Cihan, kendi arzusuna rağmen mürebbiyesinin fikrine uymaktan başka çare bulamadı. Attan indiler. Firuz atları alarak uzağa gitti çünkü atlar orada kalırsa kısrakları görerek kişneyecekler ve kendilerini rahatsız edeceklerdi.
İhtiyar ve oğulları gelen misafirlerin altına hasır serdiler. İhtiyar büyük bir nezaket, büyük bir sadelik ve temizlikle misafirleri karşıladı:
“Hanımefendi! Hakir kulübemize girip biraz dinlenmek istemez misiniz?” dedi.

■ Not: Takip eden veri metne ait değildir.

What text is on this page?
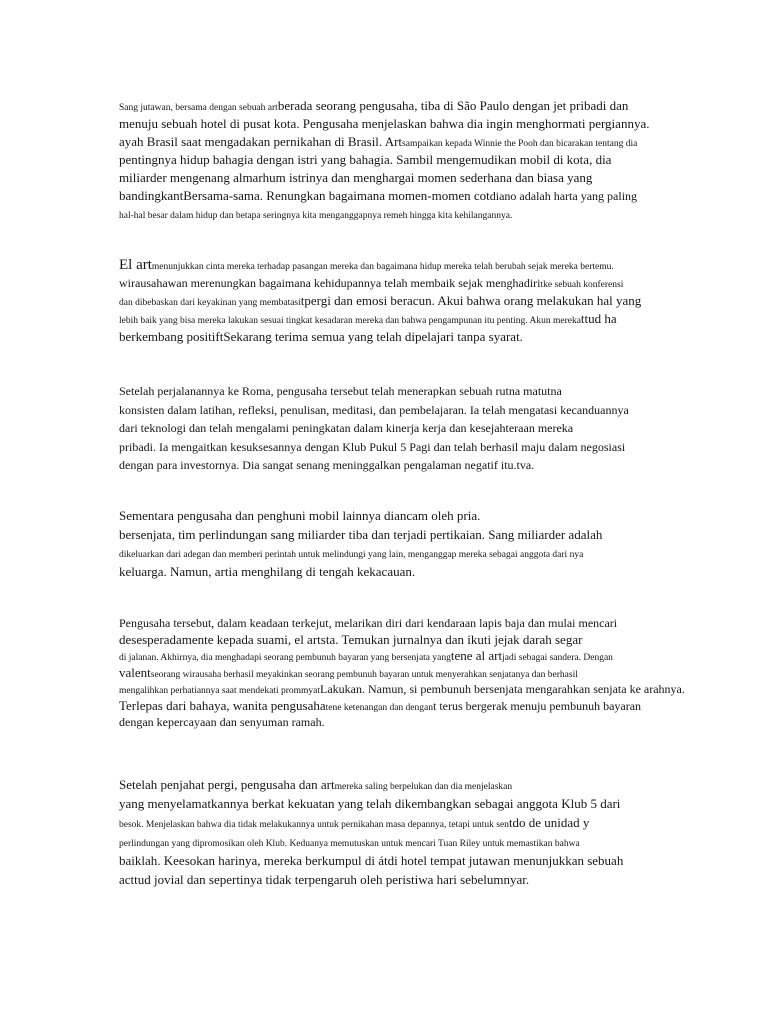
Sang jutawan, bersama dengan sebuah artberada seorang pengusaha, tiba di São Paulo dengan jet pribadi dan
menuju sebuah hotel di pusat kota. Pengusaha menjelaskan bahwa dia ingin menghormati pergiannya.
ayah Brasil saat mengadakan pernikahan di Brasil. Artsampaikan kepada Winnie the Pooh dan bicarakan tentang dia
pentingnya hidup bahagia dengan istri yang bahagia. Sambil mengemudikan mobil di kota, dia
miliarder mengenang almarhum istrinya dan menghargai momen sederhana dan biasa yang
bandingkantBersama-sama. Renungkan bagaimana momen-momen cotdiano adalah harta yang paling
hal-hal besar dalam hidup dan betapa seringnya kita menganggapnya remeh hingga kita kehilangannya.
El artmenunjukkan cinta mereka terhadap pasangan mereka dan bagaimana hidup mereka telah berubah sejak mereka bertemu.
wirausahawan merenungkan bagaimana kehidupannya telah membaik sejak menghadiritke sebuah konferensi
dan dibebaskan dari keyakinan yang membatasitpergi dan emosi beracun. Akui bahwa orang melakukan hal yang
lebih baik yang bisa mereka lakukan sesuai tingkat kesadaran mereka dan bahwa pengampunan itu penting. Akun merekattud ha
berkembang positiftSekarang terima semua yang telah dipelajari tanpa syarat.
Setelah perjalanannya ke Roma, pengusaha tersebut telah menerapkan sebuah rutna matutna
konsisten dalam latihan, refleksi, penulisan, meditasi, dan pembelajaran. Ia telah mengatasi kecanduannya
dari teknologi dan telah mengalami peningkatan dalam kinerja kerja dan kesejahteraan mereka
pribadi. Ia mengaitkan kesuksesannya dengan Klub Pukul 5 Pagi dan telah berhasil maju dalam negosiasi
dengan para investornya. Dia sangat senang meninggalkan pengalaman negatif itu.tva.
Sementara pengusaha dan penghuni mobil lainnya diancam oleh pria.
bersenjata, tim perlindungan sang miliarder tiba dan terjadi pertikaian. Sang miliarder adalah
dikeluarkan dari adegan dan memberi perintah untuk melindungi yang lain, menganggap mereka sebagai anggota dari nya
keluarga. Namun, artia menghilang di tengah kekacauan.
Pengusaha tersebut, dalam keadaan terkejut, melarikan diri dari kendaraan lapis baja dan mulai mencari
desesperadamente kepada suami, el artsta. Temukan jurnalnya dan ikuti jejak darah segar
di jalanan. Akhirnya, dia menghadapi seorang pembunuh bayaran yang bersenjata yangtene al artjadi sebagai sandera. Dengan
valentseorang wirausaha berhasil meyakinkan seorang pembunuh bayaran untuk menyerahkan senjatanya dan berhasil
mengalihkan perhatiannya saat mendekati prommyatLakukan. Namun, si pembunuh bersenjata mengarahkan senjata ke arahnya.
Terlepas dari bahaya, wanita pengusahatene ketenangan dan dengant terus bergerak menuju pembunuh bayaran
dengan kepercayaan dan senyuman ramah.
Setelah penjahat pergi, pengusaha dan artmereka saling berpelukan dan dia menjelaskan
yang menyelamatkannya berkat kekuatan yang telah dikembangkan sebagai anggota Klub 5 dari
besok. Menjelaskan bahwa dia tidak melakukannya untuk pernikahan masa depannya, tetapi untuk sentdo de unidad y
perlindungan yang dipromosikan oleh Klub. Keduanya memutuskan untuk mencari Tuan Riley untuk memastikan bahwa
baiklah. Keesokan harinya, mereka berkumpul di átdi hotel tempat jutawan menunjukkan sebuah
acttud jovial dan sepertinya tidak terpengaruh oleh peristiwa hari sebelumnyar.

Cihan, ihtiyarın gösterdiği lütuf ve nezaketten memnun oluverdi. Sonra ağırlama ve ikram eseri olarak bir pösteki5 getirip serdiler. Cihan ile mürebbiyesi onun üzerine oturdular. Hizran, soru sormaya henüz vakit bulamadan önce ağaçtan yapılmış bir su kabı kendisine takdim edildi. Kabın içinde biraz önce sağdıkları kısrak sütü vardı. Hizran, kabın ilkin hanımına takdim edilmesini söyledi. Cihan karnı acıkmadığını ileri sürerek af diledi, almadı. İhtiyar:
“Oğlum! Kımız ver.” dedi.
Kımız, kısrak sütünden mayalanmış bir çeşit ayrandan ibaretti.
Türkmenler kısrak sütünü mayalandırarak bunu gelen misafirlere sunarlardı. Nitekim Arap çöl bedevileri, süveyk6 denilen ayranıyla misafirlerine ikram ederlerdi. Şimdiki hâlde, medeni yerlerde limonata ya da çay bunun yerine geçmiştir. İhtiyar, Cihan’a bakarak:
“Hanımefendi! Kımızı içmek için acıkmış olmak lazım gelmez. Su gibi içilir, aynı zamanda yorgunluğu alır.” dedi.
Cihan, ihtiyarın bu ikramını reddedemedi. Kımızı aldı, içti. Hizran bu fırsattan faydalanarak konuşmaya başladı:
“Babacığım! Bugün bizden başka buradan geçen yolcu oldu mu?”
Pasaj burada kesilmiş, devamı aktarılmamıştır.